- Jody Shelley, another repeat offender, made what appears to be a more vicious hit in the preseason and only received a suspension of five regular season games. What makes the Wiz hit that much worse - that Wiz has to sit for eight regular season games? Is it strictly because of the date on which the hit was delivered? (Shelley - by virtue of making his hit earlier in the preseason, burned more preseason games.) If that's the case, how can anyone logically explain that missing a preseason game is equivalent to missing a regular season game? (Blue Jackets ticket office, you're not allowed to answer that last question.)
- In the above video, Shanahan said: "Earlier on this shift, Clutterbuck threw a check on Wisniewski's defensive partner. Wisniewski engaged in defense of his own teammate by knocking Clutterbuck down to the ice. While that may have led Wisniewski to believe he had to defend himself, that was not a justification for intentionally hitting a player in the head. If Wisniewski feels threatened, he must choose a different way to defend himself." What, pray tell, would an acceptable "different way" be? Putting the appropriateness of inserting that final sentence aside, it is wise to force players to grope in the dark for allowable ways to defend themselves? Why not use the video as a teaching moment (which Shanahan clearly is doing, just not to its fullest extent) and point out allowable options?

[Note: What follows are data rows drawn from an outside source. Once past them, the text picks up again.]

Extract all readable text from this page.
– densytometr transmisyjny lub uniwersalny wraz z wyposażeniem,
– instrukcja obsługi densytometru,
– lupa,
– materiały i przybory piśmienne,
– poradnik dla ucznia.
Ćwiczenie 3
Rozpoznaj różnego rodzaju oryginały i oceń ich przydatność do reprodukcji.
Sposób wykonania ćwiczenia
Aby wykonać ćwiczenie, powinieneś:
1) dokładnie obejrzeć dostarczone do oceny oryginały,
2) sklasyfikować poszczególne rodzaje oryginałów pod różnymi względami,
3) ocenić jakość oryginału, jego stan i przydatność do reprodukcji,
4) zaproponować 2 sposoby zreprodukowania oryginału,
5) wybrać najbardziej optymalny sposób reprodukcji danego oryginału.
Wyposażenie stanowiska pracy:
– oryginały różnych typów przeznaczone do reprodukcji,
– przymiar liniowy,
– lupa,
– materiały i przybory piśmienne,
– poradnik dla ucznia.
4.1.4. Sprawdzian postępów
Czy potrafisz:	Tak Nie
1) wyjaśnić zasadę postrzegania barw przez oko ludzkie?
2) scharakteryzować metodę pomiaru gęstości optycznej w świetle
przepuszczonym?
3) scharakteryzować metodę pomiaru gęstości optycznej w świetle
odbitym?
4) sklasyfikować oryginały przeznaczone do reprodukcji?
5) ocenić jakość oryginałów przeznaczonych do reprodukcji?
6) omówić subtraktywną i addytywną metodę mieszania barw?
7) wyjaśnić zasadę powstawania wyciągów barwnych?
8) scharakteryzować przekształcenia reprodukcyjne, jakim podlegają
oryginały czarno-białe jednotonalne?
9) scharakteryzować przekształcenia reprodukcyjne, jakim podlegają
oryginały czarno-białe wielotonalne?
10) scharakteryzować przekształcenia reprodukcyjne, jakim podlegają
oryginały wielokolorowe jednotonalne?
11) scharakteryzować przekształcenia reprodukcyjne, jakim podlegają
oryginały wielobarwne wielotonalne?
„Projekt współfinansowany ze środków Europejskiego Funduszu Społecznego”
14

- (Thanks to Puck Daddy for pointing this one out) Why did Shanahan totally avoid the question raised by Wiz, that of Clutterbuck's alleged embellishment? Why not say, "Wisniewski suggests Clutterbuck dove; I disagree"? Does this not encourage diving and other forms of embellishment? Think about it: Do we really want the National Hockey League to become a bunch of Vancouver Canucks?
|Brendan Shanahan, NHL Senior Vice President|
of Player Safety and Hockey Operations
The NHL is letting Shanahan leverage his former star power and current popularity - along with flashy video graphics - to imply a heightened sense of legitimacy in its disciplinary decisions. And the videos ARE helpful and educational (if not entirely complete in the education offered) to average fans like yours truly.
With the Wisniewski suspension, however, Shanahan has quickly shown a lack of regard for precedence, a deaf ear toward player assertions made when defending their actions and an inability to use his bully pulpit and fancy technology to suggest what IS allowable even when implying that an alternate expression of behavior would have been tolerated. As such, I assert that there is a very compelling argument to be made that the Wisniewski suspension and its supporting explanation was flawed. This is troubling.
Shanahan seems bright enough to do a reasonably good job as NHL discipline czar, but he is not infallible. I hope he learns the lessons that can be drawn from his first couple weeks on the job - many of which can come from the questions raised by his handling of the James Wisniewski hit on Cal Clutterbuck.